Le capitaine ouvrit la porte dix minutes plus tard et leur fit signe de revenir, d’un geste agressif.

— Je me suis fait passer pour un certain François de Rocheterre. J’ai expliqué que le vicomte de Valleray acceptait de me parrainer pour entrer dans la Compagnie. J’ai demandé s’il était nécessaire d’avoir deux parrains, ou si la seule recommandation du vicomte suffisait.

— Très bon, apprécia Blériot.

— Oubliez cela, brigadier. J’ai l’habitude de travailler droit, je n’aime pas ce genre de combine.

— Résultat ? demanda Adamsberg.

— Oui, soupira Émeri, Valleray appartient bien au club. Et c’est un bon tireur. Mais il n’a jamais accepté de participer aux concours de la Ligue de Normandie.

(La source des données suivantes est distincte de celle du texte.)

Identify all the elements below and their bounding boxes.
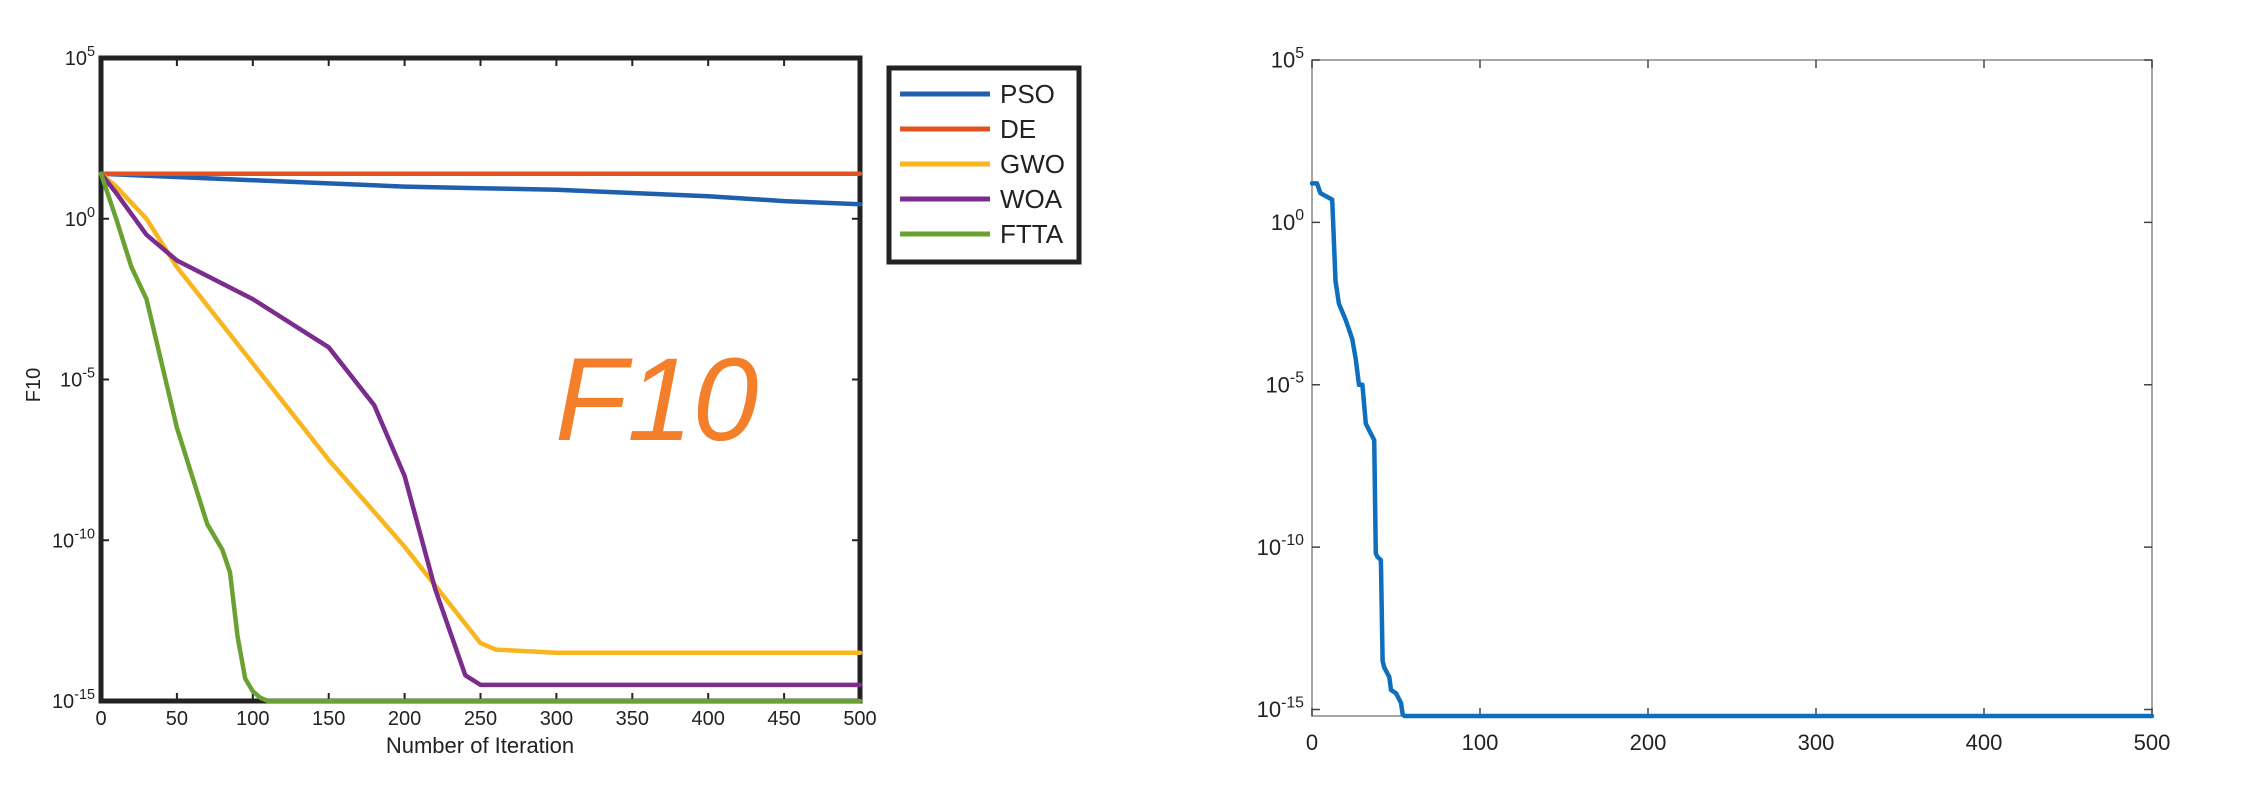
right-x-tick-label: 200 (1630, 730, 1667, 755)
left-x-tick-label: 450 (767, 708, 800, 730)
right-series-lines (1309, 181, 2155, 719)
left-y-tick-label: 105 (65, 44, 95, 70)
left-y-tick-label: 10-5 (60, 366, 95, 392)
legend-label-pso: PSO (1000, 79, 1055, 109)
left-series-lines (98, 171, 863, 704)
right-chart: 0 100 200 300 400 500 10-15 10-10 10-5 100 105 (1257, 45, 2171, 755)
right-x-tick-label: 300 (1798, 730, 1835, 755)
right-y-axis: 10-15 10-10 10-5 100 105 (1257, 45, 2152, 722)
left-y-tick-label: 10-10 (52, 526, 95, 552)
right-x-axis: 0 100 200 300 400 500 (1306, 60, 2170, 755)
legend-label-de: DE (1000, 114, 1036, 144)
right-x-tick-label: 0 (1306, 730, 1318, 755)
left-x-tick-label: 350 (616, 708, 649, 730)
legend-label-ftta: FTTA (1000, 219, 1064, 249)
right-x-tick-label: 400 (1966, 730, 2003, 755)
left-x-tick-label: 0 (95, 708, 106, 730)
right-y-tick-label: 105 (1271, 45, 1304, 73)
right-x-tick-label: 500 (2134, 730, 2171, 755)
left-y-tick-label: 100 (65, 205, 95, 231)
f10-annotation: F10 (555, 334, 758, 466)
left-x-tick-label: 300 (540, 708, 573, 730)
left-x-axis-label: Number of Iteration (386, 733, 574, 758)
legend-items: PSO DE GWO WOA FTTA (900, 79, 1065, 249)
left-x-tick-label: 50 (166, 708, 188, 730)
legend-label-gwo: GWO (1000, 149, 1065, 179)
right-y-tick-label: 10-10 (1257, 532, 1305, 560)
left-y-axis: 10-15 10-10 10-5 100 105 (52, 44, 860, 713)
right-series-line-0 (1309, 181, 2155, 719)
right-x-tick-label: 100 (1462, 730, 1499, 755)
left-series-line-pso (98, 171, 863, 207)
left-x-tick-label: 200 (388, 708, 421, 730)
left-chart: 0 50 100 150 200 250 300 350 400 450 500 10-1510-1… (23, 44, 877, 758)
left-x-tick-label: 150 (312, 708, 345, 730)
left-series-line-woa (98, 171, 863, 688)
right-y-tick-label: 10-5 (1265, 370, 1304, 398)
left-y-axis-label: F10 (23, 368, 45, 402)
right-y-tick-label: 100 (1271, 207, 1304, 235)
left-x-tick-label: 400 (692, 708, 725, 730)
right-y-tick-label: 10-15 (1257, 694, 1305, 722)
left-x-tick-label: 500 (843, 708, 876, 730)
left-series-line-gwo (98, 171, 863, 656)
legend-label-woa: WOA (1000, 184, 1063, 214)
left-y-tick-label: 10-15 (52, 687, 95, 713)
right-plot-frame (1311, 59, 2153, 717)
legend: PSO DE GWO WOA FTTA (886, 65, 1082, 265)
left-x-tick-label: 100 (236, 708, 269, 730)
left-series-line-ftta (98, 171, 863, 704)
left-x-tick-label: 250 (464, 708, 497, 730)
left-x-axis: 0 50 100 150 200 250 300 350 400 450 500 (95, 58, 877, 730)
left-plot-frame (98, 55, 863, 704)
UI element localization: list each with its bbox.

— Trop commun sans doute, dit Veyrenc.

— Sûrement. Mais nous avons un problème. Le secrétaire du club parlait trop. Non par plaisir de m’informer mais parce qu’il voulait me tester. Il était méfiant, j’en suis certain. Ce qui veut dire que la Compagnie de la Marche risque d’appeler Denis de Valleray pour savoir s’il est vrai qu’il connaît un certain François de Rocheterre. Si bien que Denis comprendra que quelqu’un, sous un faux nom, s’interroge sur lui.

— Et plus précisément sur ses capacités d’arbalétrier.

— Exactement. Denis n’est pas un génie, mais il saisira vite qu’on le soupçonne du meurtre de Mortembot. Soit les flics, soit un inconnu. Il va se tenir sur ses gardes.

— Ou finir très rapidement le travail. Supprimer Hippo et Lina.

— Ridicule, dit Émeri.

— Denis a tout à perdre, insista Adamsberg. Penses-y sérieusement. Le mieux serait de placer une surveillance devant le château.

— Hors de question. J’aurais le comte et le vicomte sur le dos, c’est-à-dire toute ma hiérarchie. Surveillance non motivée, soupçons diffamants, faute professionnelle.

— Exact, reconnut Veyrenc.

— Alors on surveille la maison des Vendermot. Mais c’est beaucoup moins sûr. Tu peux rappeler Faucheur ?

— Oui.

— Pas nécessaire avant qu’il fasse nuit noire. On commence à 10 heures du soir, on s’arrête à 6 heures du matin. Cela fait huit heures de guet, on peut s’en sortir.

— Très bien, admit Émeri, qui parut soudain fatigué. Où est passé Danglard ?

— Il était sonné par le contrecoup. Il est rentré.

— Si bien que vous n’êtes plus que deux.

— Ça suffira. Tu prends la garde de 22 heures à 2 heures, je te relaie ensuite avec Veyrenc. On a le temps de dîner au Sanglier avant.

— Non, on fait le contraire. Je prends la seconde garde avec Faucheur, de 2 heures à 6 heures. Crevé, je dormirai avant.